SACRAMENTO — Governor Gavin Newsom has declared a State of Emergency in California on  Wednesday, January 4, 2023, following a third severe winter storm related to an atmospheric river, threatening the entire State. The Executive Department of the State of California released a “Proclamation of A State of Emergency ” stating that conditions of extreme peril to the safety of persons and property exist due to these storms. 

The proclamation outlines emergency relief efforts being authorized to prevent calamity, including enacting the California National Guard to support disaster response, and directing Caltrans to get immediate assistance through the Federal Highway Administration’s Emergency Relief Program, to support highway repairs if needed. The State Operations and Flood Operations Centers have been activated to the highest level, which provide forecasting, reservoir operations coordination, technical support and flood fighting materials, like sandbags, for local agencies.

Winter storms related to atmospheric river systems – or giant rivers of water vapor in the sky with strong winds pushing them along – began hitting California on December 27, 2022. Counties have not had adequate time to mitigate the cascading effect of recent storms. The wet conditions caused by previous storms, on top of the severity of this new storm that arrived in California Wednesday, January 4, is prompting damage concerns. 

We anticipate that this may be one of the most challenging and impactful series of storms to touch down in California in the last five years,” said Nancy Ward, director of the Governor’s Office of Emergency Services. “If the storm materializes as we anticipate, we could see widespread flooding, mudslides, and power outages in many communities.” 

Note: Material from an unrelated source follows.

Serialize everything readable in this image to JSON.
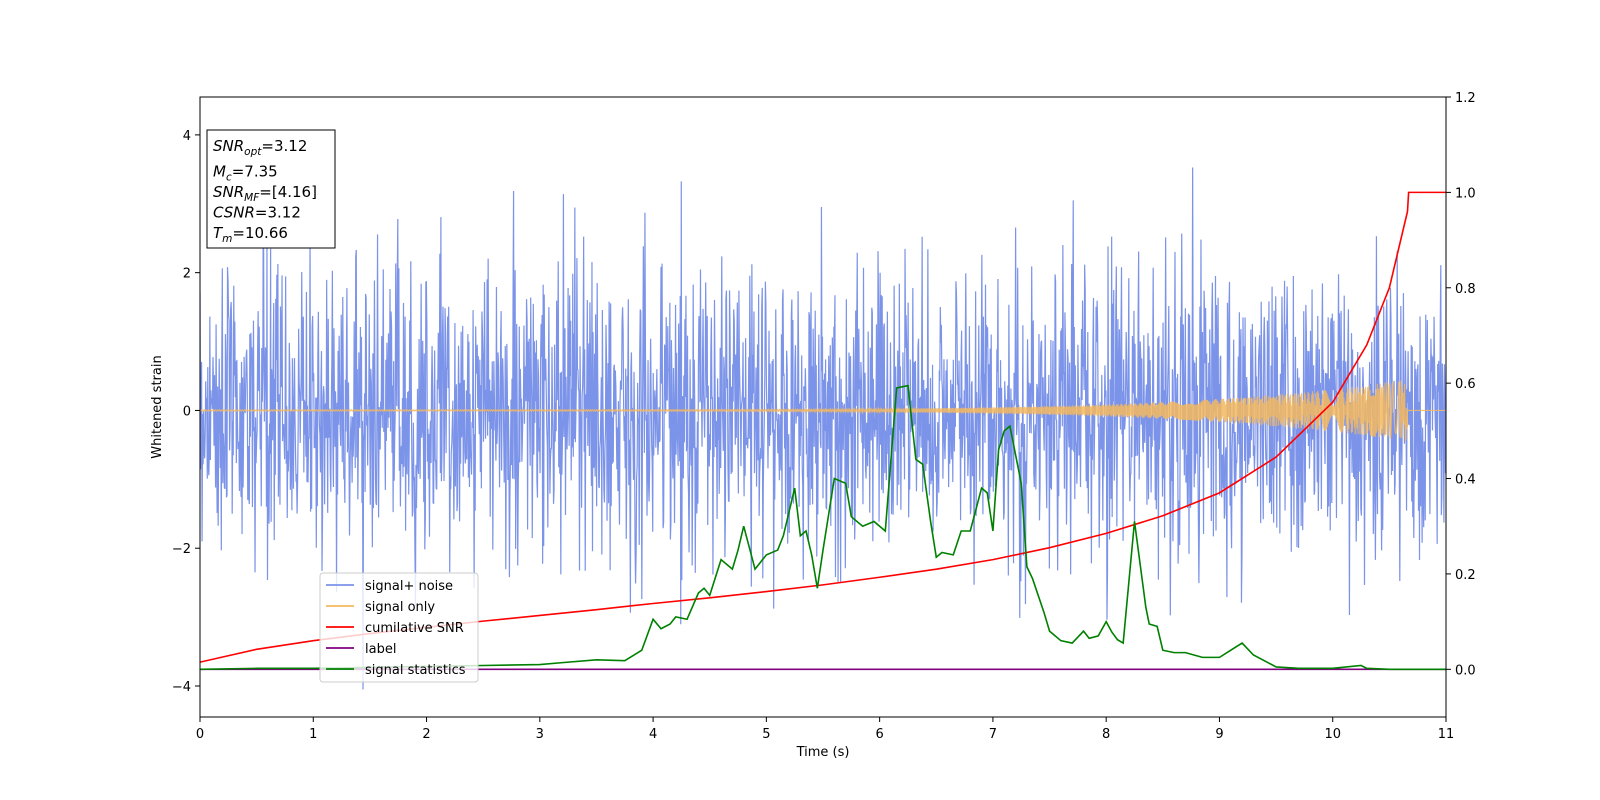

The atmospheric river is expected to bring wind gusts up to 70 miles per hour, as well as more than 6 inches of rain to the bay area, and 4-6 inches in Sacramento Valley and Southern California. 

The National Weather Service Los Angeles tweeted that a flash flood watch is in effect all over southwest California and areas of most concern of significant flooding include roads, streams, and recent burn areas. Precautionary measures have been taken: Laurel Canyon Boulevard was closed Wednesday morning from 8am to noon for Los Angeles Public Works crews to unload concrete barriers to prevent landslides and keep roadways clear and flood-free.

Los Angeles City Works crew barricading Laurel Canyon.

In northern California, where the major storm is forecasted to hit Wednesday night through Thursday morning, roads and schools have been closed. City officials are providing sandbags to city residents and flood barricades are being built to protect infrastructure.

The Los Angeles Fire Department announced via Twitter that due to severe rain, all LAFD Alerts will be temporarily focused on “significant fire or rescue incidents which require immediate public awareness or action, cause infrastructure impact or a need for evacuation.” The Los Angeles Department of Transportation is asking drivers to take precautionary measures and for all unnecessary travel to cease.